Андрей картинно поклонился:
– Вы очень похожи с отцом. Видно, он сильный человек, но почему боятся?
– Узнаете. – Ее глаза стали грустными. – А бояться не надо. – Полина отвернулась и поглядела на реку. – Увлеклись мы. Не желаете пройтись по берегу?
Они вышли из лодки и пустились на прогулку по прибрежной тропинке. Места были дивные – красивая чистая речка образовывала тенистые заводи, над которыми склонялись гибкие ивы. Ветер перебирал сочную траву, вдали шумел верхушками деревьев лес. Берег был облагорожен, чувствовалась хозяйская рука – то и дело попадались скамейки и солнцезащитные «грибки», полянки с привезенным для детворы песком.
– Много дач в округе? – поинтересовался Андрей.
– Восемь. В лесу, метрах в двухстах от нас, живут Платоновы, за излучиной реки – «хозяйство» Андронникова, прокурора губернии. Хватает! Вечерами весело: народ собирается по гостям, заводит граммофон, танцует на верандах. На прошлой неделе стреляли уток на том берегу.
– Вы охотница?
– Я – нет. Папа любит. Он – прекрасный стрелок. Кстати, у нас во дворе есть мишени, рискните посостязаться с ним.
– Стреляю я неплохо, – заметил Андрей.
– Хочу нарвать букет! – решила Полина и принялась собирать маленькие весенние цветочки и молодую траву.
Андрей уселся на удачно попавшуюся скамейку и закурил. Он наблюдал за быстрыми пружинистыми движениями Полины. Юбка плотно облегала ее бедра, открывая взору стройные икры. Трепетное и нежное желание волновало Андрея. Оно не походило на его вчерашнюю животную страсть. Рябинин подумал, что уже и счастлив рядом с Полиной.

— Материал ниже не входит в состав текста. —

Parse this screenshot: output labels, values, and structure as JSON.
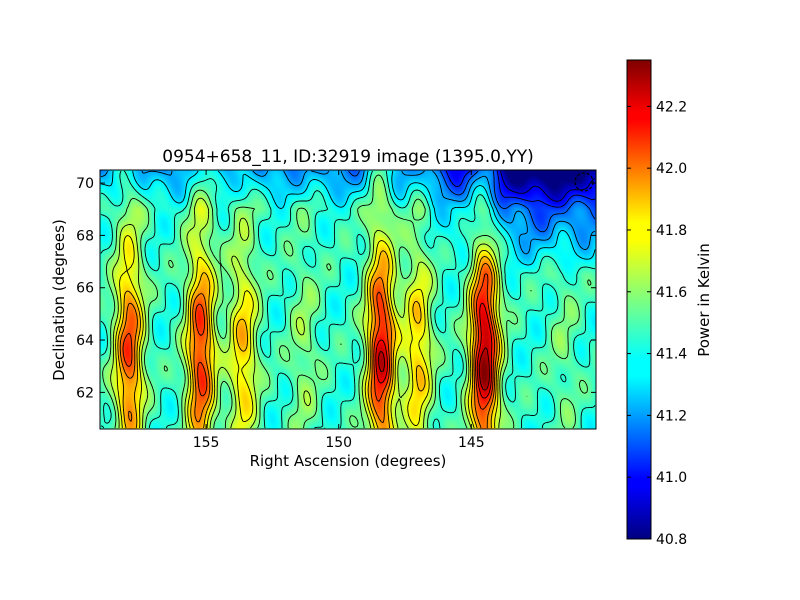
{
  "chart_data": {
    "type": "heatmap",
    "title": "0954+658_11, ID:32919 image (1395.0,YY)",
    "xlabel": "Right Ascension (degrees)",
    "ylabel": "Declination (degrees)",
    "xlim": [
      159.0,
      140.3
    ],
    "ylim": [
      60.6,
      70.5
    ],
    "x_ticks": [
      155,
      150,
      145
    ],
    "x_tick_labels": [
      "155",
      "150",
      "145"
    ],
    "y_ticks": [
      62,
      64,
      66,
      68,
      70
    ],
    "y_tick_labels": [
      "62",
      "64",
      "66",
      "68",
      "70"
    ],
    "colorbar": {
      "label": "Power in Kelvin",
      "range": [
        40.8,
        42.35
      ],
      "ticks": [
        40.8,
        41.0,
        41.2,
        41.4,
        41.6,
        41.8,
        42.0,
        42.2
      ],
      "tick_labels": [
        "40.8",
        "41.0",
        "41.2",
        "41.4",
        "41.6",
        "41.8",
        "42.0",
        "42.2"
      ],
      "colormap": "jet"
    },
    "contours": "black contour lines over image",
    "beam_marker": "dashed circle, top-right corner",
    "stripe_features": [
      {
        "ra": 157.9,
        "peak_kelvin": 42.05
      },
      {
        "ra": 155.2,
        "peak_kelvin": 42.1
      },
      {
        "ra": 153.6,
        "peak_kelvin": 41.85
      },
      {
        "ra": 148.4,
        "peak_kelvin": 42.2
      },
      {
        "ra": 144.5,
        "peak_kelvin": 42.3
      },
      {
        "ra": 151.3,
        "peak_kelvin": 41.6
      },
      {
        "ra": 147.0,
        "peak_kelvin": 41.85
      },
      {
        "ra": 141.5,
        "peak_kelvin": 41.55
      }
    ]
  }
}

…Когда-то, юнкером, он дружил с Катенькой, миленькой гимназисткой из соседнего дома. Он покупал ей мороженое, писал стихи и прогуливал по Невскому.

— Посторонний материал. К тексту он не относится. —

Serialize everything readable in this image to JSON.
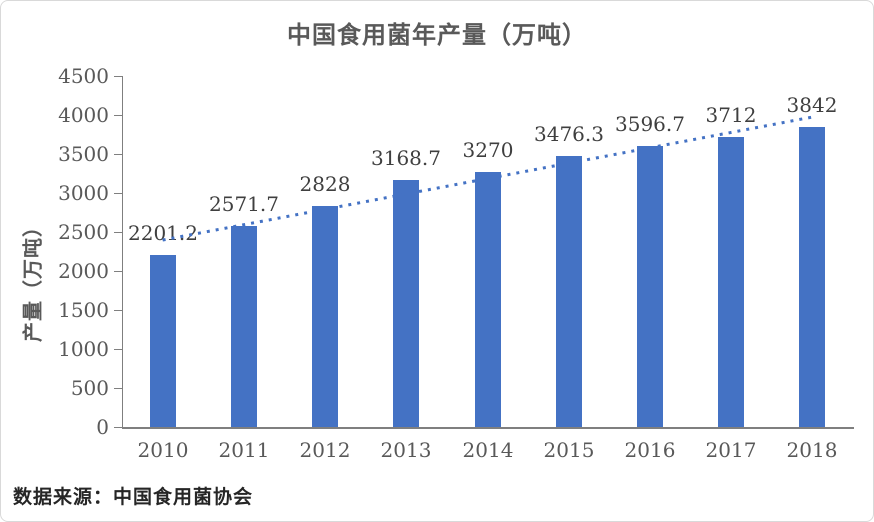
{
  "chart_data": {
    "type": "bar",
    "title": "中国食用菌年产量（万吨）",
    "categories": [
      "2010",
      "2011",
      "2012",
      "2013",
      "2014",
      "2015",
      "2016",
      "2017",
      "2018"
    ],
    "values": [
      2201.2,
      2571.7,
      2828,
      3168.7,
      3270,
      3476.3,
      3596.7,
      3712,
      3842
    ],
    "bar_labels": [
      "2201.2",
      "2571.7",
      "2828",
      "3168.7",
      "3270",
      "3476.3",
      "3596.7",
      "3712",
      "3842"
    ],
    "xlabel": "",
    "ylabel": "产量（万吨）",
    "ylim": [
      0,
      4500
    ],
    "yticks": [
      "0",
      "500",
      "1000",
      "1500",
      "2000",
      "2500",
      "3000",
      "3500",
      "4000",
      "4500"
    ],
    "grid": false,
    "legend": false,
    "bar_color": "#4472C4",
    "axis_color": "#7f7f7f",
    "tick_text_color": "#595959",
    "bar_label_color": "#3f3f3f",
    "trendline": {
      "type": "linear",
      "line_style": "dotted",
      "color": "#4472C4",
      "start_value": 2396.6,
      "end_value": 3973.8
    },
    "source_note": "数据来源：中国食用菌协会"
  }
}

Первой его большой страстью была Наталья Половцева, сестра милосердия на германском фронте, статная девушка из древней дворянской семьи. Влюбился он без памяти, таскался в госпиталь по расхлябанной осенней дороге, отчаянно искал на станции цветы, робко целовал ее смеющиеся губы, а потом глушил неутоленную страсть обжигающим самогоном.
Первую женщину он познал в дрянном белорусском городишке, когда его часть вывели из Пинских болот на передислокацию… Она была проституткой, пьяненькой крепкотелой женщиной лет тридцати, красивой в своей соблазнительной доступности. Он приказал ей лечь на спину и широко развести ноги в стороны. Она подхватила свои голени и притянула колени к лицу, а он жадно разглядывал ее широкие бедра, мускулистые, в черном ажуре, икры, и влекущее лоно, созерцание которого в тот же момент вызвало могучую эрекцию.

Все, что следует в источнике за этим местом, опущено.